×

     Do not wear yourself out to get rich; have the wisdom to show restraint. Cast but a glance at riches, and they are gone, for they will surely sprout wings and fly off to the sky like an eagle. Do not eat the food of a stingy man, do not crave his delicacies; for he is the kind of man who is always thinking about the cost. “Eat and drink,” he says to you, but his heart is not with you. Proverbs 23:4-7

     Dear heavenly Father, this has been a crazy and stressful season in our economy. Some of us who thought we’d be retired in a couple of years are now thinking it’s ten, if at all. Some of us have lost jobs, even homes. Some of us are selling stuff; having stuff repossessed; having to move; some of our marriages are being stressed to the point of ending; and some of us are being tempted to steal for the first time. Others of us are holding tighter to our stuff than ever and are exerting great energy just to get more. Lord, we need wisdom for ourselves and for our friends.  

     Father, though the issues vary and we dare not generalize, bring the perspective of the gospel to bear as we think about our relationship to “stuff”.  Where have we been presumptuous? Where have we assumed the right to excess?  Why did we think only first century disciples of Jesus would ever actually have to pray for daily bread? Where have we gotten use to a lifestyle of having so much stuff to the point that we actually call abundance “need”? 
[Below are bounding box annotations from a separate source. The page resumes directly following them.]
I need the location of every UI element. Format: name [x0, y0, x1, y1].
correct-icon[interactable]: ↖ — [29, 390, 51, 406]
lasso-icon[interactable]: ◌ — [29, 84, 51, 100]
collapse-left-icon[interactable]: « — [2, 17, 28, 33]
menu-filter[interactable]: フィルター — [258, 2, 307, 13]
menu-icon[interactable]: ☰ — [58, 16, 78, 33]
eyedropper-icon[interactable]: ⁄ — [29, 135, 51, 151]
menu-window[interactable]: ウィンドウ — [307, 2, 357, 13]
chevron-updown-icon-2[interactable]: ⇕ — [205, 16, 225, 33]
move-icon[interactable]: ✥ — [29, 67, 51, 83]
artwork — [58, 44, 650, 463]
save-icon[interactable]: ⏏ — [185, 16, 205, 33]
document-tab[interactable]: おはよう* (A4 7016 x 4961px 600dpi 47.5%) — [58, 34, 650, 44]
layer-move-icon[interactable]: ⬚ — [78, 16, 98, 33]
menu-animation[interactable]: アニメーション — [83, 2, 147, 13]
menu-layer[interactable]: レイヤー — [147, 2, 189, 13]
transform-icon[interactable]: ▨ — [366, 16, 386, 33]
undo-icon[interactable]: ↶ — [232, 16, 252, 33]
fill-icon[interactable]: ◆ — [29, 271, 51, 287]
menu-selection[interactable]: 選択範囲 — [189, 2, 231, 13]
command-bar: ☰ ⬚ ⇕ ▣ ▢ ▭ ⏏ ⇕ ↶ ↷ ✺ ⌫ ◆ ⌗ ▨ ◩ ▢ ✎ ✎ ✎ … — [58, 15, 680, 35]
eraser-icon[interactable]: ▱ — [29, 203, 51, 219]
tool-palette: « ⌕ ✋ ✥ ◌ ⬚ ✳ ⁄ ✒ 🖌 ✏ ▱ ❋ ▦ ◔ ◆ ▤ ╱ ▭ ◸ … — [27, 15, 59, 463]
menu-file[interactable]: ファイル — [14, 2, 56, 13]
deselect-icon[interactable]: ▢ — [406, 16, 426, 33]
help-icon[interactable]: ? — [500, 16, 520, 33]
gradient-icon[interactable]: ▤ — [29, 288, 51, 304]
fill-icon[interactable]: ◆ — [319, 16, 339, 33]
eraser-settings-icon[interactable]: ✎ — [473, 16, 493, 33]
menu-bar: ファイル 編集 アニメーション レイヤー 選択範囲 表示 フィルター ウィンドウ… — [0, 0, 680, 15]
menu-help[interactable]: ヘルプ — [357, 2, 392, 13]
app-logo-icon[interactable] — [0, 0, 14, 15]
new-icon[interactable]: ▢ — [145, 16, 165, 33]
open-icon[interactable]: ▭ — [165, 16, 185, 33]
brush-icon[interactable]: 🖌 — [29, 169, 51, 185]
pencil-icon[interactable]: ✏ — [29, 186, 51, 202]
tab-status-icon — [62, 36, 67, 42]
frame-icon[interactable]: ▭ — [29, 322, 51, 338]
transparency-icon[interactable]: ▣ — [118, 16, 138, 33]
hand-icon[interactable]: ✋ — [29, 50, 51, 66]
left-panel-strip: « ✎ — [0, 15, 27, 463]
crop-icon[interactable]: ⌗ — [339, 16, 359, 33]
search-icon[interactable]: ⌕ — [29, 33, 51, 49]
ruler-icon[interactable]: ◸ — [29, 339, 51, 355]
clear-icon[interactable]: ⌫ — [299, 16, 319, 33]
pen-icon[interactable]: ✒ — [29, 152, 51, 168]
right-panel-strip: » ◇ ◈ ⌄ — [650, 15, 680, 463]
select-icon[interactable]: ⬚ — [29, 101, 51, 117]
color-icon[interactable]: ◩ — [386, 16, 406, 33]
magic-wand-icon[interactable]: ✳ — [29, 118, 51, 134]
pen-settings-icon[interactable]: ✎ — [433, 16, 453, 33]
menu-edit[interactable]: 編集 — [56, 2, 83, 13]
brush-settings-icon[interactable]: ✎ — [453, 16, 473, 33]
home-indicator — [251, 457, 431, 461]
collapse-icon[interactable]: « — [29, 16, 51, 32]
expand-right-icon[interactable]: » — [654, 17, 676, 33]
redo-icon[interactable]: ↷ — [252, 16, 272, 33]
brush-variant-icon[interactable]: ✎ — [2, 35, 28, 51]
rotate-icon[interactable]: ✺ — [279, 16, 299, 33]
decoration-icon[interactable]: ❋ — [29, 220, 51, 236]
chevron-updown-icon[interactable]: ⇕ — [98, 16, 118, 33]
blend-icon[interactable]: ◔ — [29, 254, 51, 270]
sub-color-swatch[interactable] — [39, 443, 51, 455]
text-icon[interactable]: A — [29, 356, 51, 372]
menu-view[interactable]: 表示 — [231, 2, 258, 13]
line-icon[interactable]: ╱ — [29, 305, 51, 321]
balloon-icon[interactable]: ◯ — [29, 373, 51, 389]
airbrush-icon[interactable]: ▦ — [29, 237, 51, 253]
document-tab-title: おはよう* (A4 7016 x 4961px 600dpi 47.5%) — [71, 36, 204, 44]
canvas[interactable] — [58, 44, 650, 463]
     In our “iWorld” of new gadgets and cool widgets, help us to ponder the reality that over half of the population on the earth exists on 3 of our American dollars, or less, a day. Father, rather than setting our gaze on riches, help us only to glance at them. Give us restraint, Lord Jesus. Holy Spirit, if we would wear ourselves out for anything, let it be to become rich towards God—to have the gospel so penetrate our hearts that we cry out with spontaneous joy, “who do I have in heaven but you, O Lord, and being with you I desire nothing on the earth… YOU are my portion, sovereign Lord.”

     And Father, if we’ve become the stingy man or woman who is always thinking about the cost, forgive us and free us… forgive me and free me. Let our hearts be so smitten with you, Jesus, that we’re primarily thinking about how to be grace-meisters in generosity, not curmudgeons in hoarding.

     Lord Jesus, you who were outrageously rich in all things became incomprehensibly poor for us, so that we, who were desperately poor in sin might be made immeasurably rich in grace. So very Amen, I pray, in your most enriching and liberating name.